Benjamin Paul
Elizabeth Peyton: »Tony«
Westfälischer Kunstverein Münster, 14.7. – 27.8.2000
Elizabeth Peytons Zeichnungen sind so zart, als hätte eine Fee sie hingehaucht. Wie heißer Atem auf durchsichtigem Glas hinterlassen sie Impressionen, die sich gleich wieder zu verflüchtigen drohen. Denn zwischen den paar leichten Konturlinien und meist verhaltenen Schraffierungen, die hier und da ohne erkennbare innere Logik Farbakzente setzen, scheint immer der weiße Untergrund durch. Und selbst dann, wenn sie den Hintergrund flächig ausmalt, legt sich die Farbe nur wie eine dünne Schicht auf das Papier. So entsteht der fragile und luftige Eindruck dieser Zeichnungen, der so ganz den Persönlichkeiten der dargestellten, meist männlichen Charaktere zu entsprechen scheint. Denn diese sind freilich keineswegs hartgesottene, mit beiden Beinen tief im Leben stehende Kerle, sondern als wunderschöne, stark effeminierte Jünglinge gleichen sie vielmehr Engelserscheinungen, die Peyton wohl aus einer besseren und vor allem stilvolleren Welt herbeigezaubert hat.

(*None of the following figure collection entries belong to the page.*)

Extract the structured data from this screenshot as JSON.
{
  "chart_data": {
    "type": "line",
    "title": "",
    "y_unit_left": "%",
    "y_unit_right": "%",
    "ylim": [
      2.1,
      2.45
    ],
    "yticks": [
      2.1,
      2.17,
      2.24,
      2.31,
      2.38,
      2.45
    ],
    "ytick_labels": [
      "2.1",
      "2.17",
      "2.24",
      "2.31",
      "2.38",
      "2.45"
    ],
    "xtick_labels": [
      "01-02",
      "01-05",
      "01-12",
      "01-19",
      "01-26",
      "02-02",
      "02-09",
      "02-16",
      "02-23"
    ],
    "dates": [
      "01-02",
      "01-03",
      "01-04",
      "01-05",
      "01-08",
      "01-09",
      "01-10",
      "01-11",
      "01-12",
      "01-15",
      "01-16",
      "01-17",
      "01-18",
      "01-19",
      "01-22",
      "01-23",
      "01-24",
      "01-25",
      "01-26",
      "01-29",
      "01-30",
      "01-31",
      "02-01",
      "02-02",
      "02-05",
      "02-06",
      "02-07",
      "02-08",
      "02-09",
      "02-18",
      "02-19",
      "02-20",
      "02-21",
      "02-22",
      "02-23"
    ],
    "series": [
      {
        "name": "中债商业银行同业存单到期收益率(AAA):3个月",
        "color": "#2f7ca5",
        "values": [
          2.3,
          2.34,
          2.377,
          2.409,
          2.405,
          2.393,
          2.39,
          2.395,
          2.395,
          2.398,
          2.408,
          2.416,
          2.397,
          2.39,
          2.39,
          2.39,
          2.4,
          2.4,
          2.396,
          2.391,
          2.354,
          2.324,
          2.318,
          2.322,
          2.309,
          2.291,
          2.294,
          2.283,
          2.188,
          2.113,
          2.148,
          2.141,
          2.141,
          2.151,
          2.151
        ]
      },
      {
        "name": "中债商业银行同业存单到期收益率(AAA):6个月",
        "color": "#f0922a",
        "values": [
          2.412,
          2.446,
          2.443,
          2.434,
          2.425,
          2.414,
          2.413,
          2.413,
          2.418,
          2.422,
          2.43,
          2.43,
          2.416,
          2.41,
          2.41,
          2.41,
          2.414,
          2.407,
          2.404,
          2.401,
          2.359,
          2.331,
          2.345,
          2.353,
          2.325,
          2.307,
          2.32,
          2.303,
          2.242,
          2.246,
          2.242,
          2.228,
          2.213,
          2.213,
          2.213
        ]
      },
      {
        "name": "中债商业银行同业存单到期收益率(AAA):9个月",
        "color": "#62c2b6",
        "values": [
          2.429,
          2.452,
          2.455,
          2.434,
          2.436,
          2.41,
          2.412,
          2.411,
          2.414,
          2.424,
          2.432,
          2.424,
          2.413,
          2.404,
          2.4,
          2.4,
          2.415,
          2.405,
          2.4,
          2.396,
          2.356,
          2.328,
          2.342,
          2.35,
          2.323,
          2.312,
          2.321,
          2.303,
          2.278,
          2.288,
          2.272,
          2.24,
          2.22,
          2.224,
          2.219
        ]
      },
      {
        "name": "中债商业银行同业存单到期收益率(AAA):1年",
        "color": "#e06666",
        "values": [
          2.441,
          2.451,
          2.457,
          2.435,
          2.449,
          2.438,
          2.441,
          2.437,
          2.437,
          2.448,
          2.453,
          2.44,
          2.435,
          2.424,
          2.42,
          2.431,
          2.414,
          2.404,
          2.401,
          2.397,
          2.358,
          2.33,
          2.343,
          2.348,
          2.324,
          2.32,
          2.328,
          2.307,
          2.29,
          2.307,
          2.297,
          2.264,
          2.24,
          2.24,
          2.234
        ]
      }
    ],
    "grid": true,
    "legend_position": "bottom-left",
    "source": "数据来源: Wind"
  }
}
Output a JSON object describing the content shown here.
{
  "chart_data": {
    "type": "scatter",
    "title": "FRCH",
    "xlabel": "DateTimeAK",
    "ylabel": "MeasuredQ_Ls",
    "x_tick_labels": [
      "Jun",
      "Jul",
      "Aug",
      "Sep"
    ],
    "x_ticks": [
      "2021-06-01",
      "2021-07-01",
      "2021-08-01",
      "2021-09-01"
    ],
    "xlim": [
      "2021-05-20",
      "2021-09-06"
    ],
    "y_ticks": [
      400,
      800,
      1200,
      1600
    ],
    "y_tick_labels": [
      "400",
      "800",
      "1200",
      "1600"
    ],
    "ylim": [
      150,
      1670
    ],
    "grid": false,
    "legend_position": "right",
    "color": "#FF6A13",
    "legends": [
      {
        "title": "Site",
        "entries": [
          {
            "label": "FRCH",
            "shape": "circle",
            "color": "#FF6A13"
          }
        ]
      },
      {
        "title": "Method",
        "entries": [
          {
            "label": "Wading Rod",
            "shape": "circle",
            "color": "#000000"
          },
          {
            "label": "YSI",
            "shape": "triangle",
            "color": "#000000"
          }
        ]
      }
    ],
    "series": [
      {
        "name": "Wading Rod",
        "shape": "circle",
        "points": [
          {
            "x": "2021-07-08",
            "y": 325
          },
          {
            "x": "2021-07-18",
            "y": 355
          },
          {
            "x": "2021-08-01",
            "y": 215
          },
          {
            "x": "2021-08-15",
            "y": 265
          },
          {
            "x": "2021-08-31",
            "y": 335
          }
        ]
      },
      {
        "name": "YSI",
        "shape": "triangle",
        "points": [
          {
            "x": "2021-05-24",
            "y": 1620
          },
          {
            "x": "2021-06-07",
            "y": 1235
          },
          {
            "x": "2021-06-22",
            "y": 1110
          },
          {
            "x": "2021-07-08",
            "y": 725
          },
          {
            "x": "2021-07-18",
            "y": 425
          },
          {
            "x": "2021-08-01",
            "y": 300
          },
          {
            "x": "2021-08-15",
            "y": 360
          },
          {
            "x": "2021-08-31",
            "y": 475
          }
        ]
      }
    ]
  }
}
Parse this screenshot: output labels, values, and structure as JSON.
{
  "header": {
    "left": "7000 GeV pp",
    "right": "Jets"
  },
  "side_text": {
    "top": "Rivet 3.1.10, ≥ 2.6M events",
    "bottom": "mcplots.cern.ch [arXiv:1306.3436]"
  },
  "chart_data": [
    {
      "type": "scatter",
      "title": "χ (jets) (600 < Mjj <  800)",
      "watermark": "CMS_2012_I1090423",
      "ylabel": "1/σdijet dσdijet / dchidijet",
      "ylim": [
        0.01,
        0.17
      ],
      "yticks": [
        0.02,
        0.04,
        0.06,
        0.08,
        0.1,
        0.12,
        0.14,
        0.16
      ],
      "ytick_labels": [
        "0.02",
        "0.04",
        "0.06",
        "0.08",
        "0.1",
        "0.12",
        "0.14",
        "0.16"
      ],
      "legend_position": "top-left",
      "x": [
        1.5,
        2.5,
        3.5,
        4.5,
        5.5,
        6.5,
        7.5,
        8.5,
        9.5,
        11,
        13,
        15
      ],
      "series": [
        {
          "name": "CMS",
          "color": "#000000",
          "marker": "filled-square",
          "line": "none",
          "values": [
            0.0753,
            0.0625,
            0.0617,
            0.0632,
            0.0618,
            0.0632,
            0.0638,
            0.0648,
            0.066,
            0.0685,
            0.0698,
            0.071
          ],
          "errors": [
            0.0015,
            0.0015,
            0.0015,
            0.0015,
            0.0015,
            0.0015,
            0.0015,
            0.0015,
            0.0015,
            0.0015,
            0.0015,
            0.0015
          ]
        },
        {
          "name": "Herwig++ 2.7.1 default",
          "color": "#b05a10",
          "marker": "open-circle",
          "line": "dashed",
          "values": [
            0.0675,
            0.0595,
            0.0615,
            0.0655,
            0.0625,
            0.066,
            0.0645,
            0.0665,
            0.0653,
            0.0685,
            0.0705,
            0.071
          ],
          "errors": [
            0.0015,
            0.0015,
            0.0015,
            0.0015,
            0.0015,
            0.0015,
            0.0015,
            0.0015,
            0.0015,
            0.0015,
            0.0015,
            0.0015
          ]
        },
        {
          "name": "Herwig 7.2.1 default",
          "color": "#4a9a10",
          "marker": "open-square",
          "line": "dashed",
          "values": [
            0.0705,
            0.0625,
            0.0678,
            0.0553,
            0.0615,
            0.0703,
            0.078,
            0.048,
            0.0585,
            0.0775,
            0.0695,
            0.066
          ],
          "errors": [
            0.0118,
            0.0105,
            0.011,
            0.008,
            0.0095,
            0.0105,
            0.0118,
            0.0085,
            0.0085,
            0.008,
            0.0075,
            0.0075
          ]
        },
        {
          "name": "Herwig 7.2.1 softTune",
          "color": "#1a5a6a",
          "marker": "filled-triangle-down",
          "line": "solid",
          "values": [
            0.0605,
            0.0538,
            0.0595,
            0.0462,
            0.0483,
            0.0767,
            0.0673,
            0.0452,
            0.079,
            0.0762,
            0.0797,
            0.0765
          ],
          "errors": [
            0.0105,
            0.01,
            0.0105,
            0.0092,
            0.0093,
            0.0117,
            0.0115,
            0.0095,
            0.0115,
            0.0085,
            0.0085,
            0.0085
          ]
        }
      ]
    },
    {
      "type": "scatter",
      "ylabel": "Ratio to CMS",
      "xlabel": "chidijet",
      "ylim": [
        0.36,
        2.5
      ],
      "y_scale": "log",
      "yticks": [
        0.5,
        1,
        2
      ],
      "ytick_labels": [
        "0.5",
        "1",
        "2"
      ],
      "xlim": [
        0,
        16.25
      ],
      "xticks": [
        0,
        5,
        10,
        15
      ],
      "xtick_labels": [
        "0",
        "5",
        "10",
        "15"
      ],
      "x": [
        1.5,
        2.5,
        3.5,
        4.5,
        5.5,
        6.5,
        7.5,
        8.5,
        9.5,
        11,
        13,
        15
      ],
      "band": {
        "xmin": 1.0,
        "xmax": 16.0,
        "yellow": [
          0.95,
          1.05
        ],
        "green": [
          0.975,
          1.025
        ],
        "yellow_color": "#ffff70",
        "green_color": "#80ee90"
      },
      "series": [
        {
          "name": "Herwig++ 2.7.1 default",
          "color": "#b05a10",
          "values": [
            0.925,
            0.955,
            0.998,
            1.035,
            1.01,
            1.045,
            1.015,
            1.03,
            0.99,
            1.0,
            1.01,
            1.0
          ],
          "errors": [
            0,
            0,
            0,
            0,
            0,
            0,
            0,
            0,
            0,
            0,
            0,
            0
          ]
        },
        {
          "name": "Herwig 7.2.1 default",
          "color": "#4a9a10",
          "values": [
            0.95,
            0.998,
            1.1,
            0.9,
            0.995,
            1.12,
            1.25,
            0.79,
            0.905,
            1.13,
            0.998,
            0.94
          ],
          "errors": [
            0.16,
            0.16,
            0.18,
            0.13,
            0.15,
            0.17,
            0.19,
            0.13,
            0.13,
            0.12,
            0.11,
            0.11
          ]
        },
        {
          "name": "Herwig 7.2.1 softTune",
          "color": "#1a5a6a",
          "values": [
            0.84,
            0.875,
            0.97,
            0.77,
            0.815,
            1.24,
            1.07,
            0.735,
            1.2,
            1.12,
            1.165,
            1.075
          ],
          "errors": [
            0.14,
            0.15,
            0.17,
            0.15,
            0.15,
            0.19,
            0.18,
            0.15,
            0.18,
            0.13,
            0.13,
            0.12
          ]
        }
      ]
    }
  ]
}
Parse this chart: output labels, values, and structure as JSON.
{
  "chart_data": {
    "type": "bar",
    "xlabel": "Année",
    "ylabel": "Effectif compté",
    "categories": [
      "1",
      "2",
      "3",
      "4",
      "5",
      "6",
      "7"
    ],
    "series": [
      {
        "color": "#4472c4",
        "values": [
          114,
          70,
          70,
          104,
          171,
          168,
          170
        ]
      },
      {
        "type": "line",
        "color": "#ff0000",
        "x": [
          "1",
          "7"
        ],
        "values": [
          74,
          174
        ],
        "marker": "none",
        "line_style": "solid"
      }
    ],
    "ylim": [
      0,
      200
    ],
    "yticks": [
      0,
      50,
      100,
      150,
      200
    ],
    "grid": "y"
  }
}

21 solcher Zeichnungen und Aquarelle aus den letzten beiden Jahren, alle ihren Lebensgefährten Tony zeigend, hat der Westfälische Kunstverein Münster diesen Sommer ausgestellt. Auf fast jedem der meist kleinformatigen Blätter (in der Regel messen sie 15 x 21 cm) ist Tony im Bett zu sehen, manchmal wie er sich schutzsuchend kopfüber im Kissen verkriecht, dann wieder wie er beneidenswert zufrieden und ausgeglichen im wonnigen Tiefschlaf versunken ist oder auch wie er gerade erwacht, sich mit verträumtem Silberblick den BetrachterInnen zuwendend. Einem Reisetagebuch ähnlich notiert Peyton zuweilen am Fuß der Zeichnungen mit Bleistift Ort und Datum dieser sich immer wieder in verschiedenen Räumen zu verschiedenen Zeiten auf aller Welt…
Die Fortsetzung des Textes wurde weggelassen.